Magnetoliposomes as magnetic resonance imaging contrast agents.

Abstract

Among the wide variety in iron oxide nanoparticles which are routinely used as magnetic resonance imaging (MRI) contrast agents, magnetoliposomes (MLs) take up a special place. In the present work, the two main types (large and small MLs) are defined and their specific features are commented. For both types of MLs, the flexibility of the lipid coating allows for efficient functionalization, enabling bimodal imaging (e.g., MRI and fluorescence) or the use of MLs as theranostics. These features are especially true for large MLs, where several magnetite cores are encapsulated within a single large liposome, which were found to be highly efficient theranostic agents.

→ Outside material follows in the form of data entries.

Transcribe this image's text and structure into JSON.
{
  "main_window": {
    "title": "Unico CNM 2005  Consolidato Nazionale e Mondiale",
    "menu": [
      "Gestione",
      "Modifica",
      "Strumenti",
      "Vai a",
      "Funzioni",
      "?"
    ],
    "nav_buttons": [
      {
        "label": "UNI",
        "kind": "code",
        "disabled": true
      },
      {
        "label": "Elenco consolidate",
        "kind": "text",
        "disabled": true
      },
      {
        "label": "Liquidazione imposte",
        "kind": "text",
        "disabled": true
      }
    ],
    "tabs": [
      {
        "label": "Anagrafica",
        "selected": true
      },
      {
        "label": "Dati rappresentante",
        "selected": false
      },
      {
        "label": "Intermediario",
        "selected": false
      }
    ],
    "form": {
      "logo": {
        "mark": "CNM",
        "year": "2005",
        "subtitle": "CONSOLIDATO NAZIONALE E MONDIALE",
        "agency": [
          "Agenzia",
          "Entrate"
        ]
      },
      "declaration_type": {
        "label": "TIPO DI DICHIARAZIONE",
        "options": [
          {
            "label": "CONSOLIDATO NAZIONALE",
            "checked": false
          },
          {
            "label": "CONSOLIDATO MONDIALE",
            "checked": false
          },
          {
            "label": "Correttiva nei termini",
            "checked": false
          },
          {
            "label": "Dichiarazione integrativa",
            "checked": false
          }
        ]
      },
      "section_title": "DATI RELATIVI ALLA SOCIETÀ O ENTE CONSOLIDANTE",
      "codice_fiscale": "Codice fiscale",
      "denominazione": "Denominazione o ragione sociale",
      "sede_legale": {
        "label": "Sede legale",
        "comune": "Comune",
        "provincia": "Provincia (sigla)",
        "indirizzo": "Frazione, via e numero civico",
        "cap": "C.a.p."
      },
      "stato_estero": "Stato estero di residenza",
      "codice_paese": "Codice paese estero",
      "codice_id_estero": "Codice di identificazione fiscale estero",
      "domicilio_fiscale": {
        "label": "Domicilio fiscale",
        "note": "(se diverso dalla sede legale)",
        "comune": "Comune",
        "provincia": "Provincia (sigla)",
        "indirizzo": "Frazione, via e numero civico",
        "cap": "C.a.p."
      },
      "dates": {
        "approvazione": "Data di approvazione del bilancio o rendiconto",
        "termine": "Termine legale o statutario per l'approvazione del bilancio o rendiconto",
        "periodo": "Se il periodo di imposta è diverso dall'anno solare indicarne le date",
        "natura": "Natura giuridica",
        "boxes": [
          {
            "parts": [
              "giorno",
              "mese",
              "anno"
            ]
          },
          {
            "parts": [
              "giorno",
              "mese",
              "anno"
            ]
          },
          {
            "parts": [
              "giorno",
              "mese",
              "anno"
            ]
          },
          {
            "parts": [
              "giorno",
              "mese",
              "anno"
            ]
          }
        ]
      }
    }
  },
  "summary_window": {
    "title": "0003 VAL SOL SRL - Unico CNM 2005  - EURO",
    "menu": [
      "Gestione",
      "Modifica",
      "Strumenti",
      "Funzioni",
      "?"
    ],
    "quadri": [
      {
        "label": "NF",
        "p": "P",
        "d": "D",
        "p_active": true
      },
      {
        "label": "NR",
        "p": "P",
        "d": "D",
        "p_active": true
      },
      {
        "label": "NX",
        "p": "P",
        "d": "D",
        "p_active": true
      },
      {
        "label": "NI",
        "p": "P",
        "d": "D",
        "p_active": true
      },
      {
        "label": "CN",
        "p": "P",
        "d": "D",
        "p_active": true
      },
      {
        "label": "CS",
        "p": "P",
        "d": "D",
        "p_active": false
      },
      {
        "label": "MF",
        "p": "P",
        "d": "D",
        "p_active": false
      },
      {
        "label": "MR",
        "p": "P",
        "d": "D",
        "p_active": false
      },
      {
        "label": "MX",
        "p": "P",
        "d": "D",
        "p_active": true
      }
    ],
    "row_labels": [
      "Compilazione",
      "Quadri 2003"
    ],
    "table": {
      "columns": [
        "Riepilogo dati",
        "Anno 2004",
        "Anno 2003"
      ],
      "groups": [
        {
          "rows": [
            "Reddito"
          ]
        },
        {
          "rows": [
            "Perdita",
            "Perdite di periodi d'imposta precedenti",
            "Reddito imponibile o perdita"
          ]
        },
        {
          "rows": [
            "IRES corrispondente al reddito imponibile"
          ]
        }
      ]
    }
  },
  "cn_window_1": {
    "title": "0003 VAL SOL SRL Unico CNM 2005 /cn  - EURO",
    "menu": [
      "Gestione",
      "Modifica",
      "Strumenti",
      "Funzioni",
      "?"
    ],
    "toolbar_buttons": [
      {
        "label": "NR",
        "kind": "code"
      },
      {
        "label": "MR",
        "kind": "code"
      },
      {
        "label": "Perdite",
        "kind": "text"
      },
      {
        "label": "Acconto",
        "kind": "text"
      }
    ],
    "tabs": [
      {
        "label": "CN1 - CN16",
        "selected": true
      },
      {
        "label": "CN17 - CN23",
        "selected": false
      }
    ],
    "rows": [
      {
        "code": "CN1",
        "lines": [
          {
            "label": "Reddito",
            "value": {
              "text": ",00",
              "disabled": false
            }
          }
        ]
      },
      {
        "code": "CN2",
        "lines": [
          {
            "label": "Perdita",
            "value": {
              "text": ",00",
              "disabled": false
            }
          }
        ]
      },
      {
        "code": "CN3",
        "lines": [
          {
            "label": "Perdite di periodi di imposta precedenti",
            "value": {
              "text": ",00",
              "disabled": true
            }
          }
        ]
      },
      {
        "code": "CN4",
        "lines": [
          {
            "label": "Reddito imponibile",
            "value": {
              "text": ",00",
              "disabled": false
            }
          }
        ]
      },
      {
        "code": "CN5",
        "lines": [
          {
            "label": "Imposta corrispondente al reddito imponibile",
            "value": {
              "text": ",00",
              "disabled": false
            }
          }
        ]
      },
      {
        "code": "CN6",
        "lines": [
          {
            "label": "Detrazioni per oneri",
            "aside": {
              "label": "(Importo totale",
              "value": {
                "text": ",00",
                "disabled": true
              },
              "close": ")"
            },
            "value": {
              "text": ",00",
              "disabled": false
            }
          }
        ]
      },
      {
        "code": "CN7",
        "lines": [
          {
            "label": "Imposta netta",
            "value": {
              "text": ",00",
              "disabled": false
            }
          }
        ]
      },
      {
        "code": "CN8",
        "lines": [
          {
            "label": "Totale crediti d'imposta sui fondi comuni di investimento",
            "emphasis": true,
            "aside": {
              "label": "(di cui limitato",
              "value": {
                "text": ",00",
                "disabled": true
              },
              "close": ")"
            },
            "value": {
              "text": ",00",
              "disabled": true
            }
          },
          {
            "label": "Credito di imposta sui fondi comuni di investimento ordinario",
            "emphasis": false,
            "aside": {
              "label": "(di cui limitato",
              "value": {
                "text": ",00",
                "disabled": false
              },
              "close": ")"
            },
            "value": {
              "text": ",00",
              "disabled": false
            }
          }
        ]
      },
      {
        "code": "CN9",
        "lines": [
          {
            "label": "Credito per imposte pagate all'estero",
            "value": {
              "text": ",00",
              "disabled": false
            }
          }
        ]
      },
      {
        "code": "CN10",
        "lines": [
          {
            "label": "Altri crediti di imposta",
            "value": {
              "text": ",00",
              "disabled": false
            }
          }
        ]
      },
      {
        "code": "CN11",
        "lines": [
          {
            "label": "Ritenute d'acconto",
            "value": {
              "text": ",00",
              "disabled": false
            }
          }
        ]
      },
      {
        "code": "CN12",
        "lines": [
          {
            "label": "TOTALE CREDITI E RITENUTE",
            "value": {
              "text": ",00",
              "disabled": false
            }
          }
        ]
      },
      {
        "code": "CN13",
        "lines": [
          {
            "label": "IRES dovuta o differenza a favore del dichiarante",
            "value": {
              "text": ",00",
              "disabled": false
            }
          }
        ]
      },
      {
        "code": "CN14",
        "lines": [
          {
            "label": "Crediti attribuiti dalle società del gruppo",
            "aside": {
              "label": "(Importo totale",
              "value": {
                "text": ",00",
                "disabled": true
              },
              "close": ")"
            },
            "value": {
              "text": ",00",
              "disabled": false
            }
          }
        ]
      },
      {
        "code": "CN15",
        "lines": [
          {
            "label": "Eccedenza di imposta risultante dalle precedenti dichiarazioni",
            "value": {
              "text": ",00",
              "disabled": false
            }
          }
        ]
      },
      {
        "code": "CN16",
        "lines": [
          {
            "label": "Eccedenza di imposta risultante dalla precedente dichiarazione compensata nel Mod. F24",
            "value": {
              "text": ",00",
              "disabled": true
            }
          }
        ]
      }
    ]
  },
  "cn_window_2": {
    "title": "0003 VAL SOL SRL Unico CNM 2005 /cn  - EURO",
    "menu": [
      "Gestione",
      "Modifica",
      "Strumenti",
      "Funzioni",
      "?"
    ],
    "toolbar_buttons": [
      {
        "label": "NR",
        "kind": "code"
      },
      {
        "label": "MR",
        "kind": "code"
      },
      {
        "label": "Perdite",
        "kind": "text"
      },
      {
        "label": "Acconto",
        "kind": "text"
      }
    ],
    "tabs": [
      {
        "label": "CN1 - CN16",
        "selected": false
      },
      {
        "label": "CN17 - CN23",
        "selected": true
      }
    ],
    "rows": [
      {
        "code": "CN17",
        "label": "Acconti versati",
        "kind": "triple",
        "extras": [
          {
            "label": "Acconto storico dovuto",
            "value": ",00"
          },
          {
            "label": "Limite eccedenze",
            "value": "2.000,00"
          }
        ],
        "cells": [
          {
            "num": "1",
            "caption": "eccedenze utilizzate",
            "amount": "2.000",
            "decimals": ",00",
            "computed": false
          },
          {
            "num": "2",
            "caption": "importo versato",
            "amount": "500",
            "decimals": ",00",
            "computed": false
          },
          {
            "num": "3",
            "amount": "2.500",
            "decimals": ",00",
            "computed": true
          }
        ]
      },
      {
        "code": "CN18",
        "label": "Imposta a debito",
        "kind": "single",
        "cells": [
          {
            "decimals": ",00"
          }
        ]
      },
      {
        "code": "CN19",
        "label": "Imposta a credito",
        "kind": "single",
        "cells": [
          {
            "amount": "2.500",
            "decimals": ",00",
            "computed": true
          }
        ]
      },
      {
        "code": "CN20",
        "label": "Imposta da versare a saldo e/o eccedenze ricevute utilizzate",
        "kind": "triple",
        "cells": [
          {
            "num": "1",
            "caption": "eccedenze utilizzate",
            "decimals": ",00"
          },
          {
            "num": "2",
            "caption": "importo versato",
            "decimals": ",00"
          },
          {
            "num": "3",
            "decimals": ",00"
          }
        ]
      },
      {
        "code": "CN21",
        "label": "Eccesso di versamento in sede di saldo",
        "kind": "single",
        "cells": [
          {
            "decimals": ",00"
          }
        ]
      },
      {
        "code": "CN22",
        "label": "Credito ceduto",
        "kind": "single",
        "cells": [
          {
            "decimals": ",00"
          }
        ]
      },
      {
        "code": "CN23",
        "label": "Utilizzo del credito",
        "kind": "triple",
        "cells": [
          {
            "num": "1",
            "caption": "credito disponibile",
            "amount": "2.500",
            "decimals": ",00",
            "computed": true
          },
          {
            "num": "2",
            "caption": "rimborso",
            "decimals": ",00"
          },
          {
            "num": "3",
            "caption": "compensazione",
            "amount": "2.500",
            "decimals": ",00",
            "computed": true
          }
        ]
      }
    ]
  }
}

By carefully fine-tuning the number of magnetite cores and attaching Gd(3+) -complexes onto the liposomal surface, the large MLs can be efficiently optimized for dynamic MRI. A special type of MLs, biogenic MLs, can also be efficiently used in this regard, with potential applications in cancer treatment and imaging. Small MLs, where the lipid bilayer is immediately attached onto a solid magnetite core, give a very high r2 /r1 ratio. The flexibility of the lipid bilayer allows the incorporation of poly(ethylene glycol)-lipid conjugates to increase blood circulation times and be used as bone marrow contrast agents. Cationic lipids can also be incorporated, leading to high cell uptake and associated strong contrast generation in MRI of implanted cells. Unique for these small MLs is the high resistance the particles exhibit against intracellular degradation compared with dextran- or citrate-coated particles. Additionally, intracellular clustering of the iron oxide cores enhances negative contrast generation and enables longer tracking of labeled cells in time.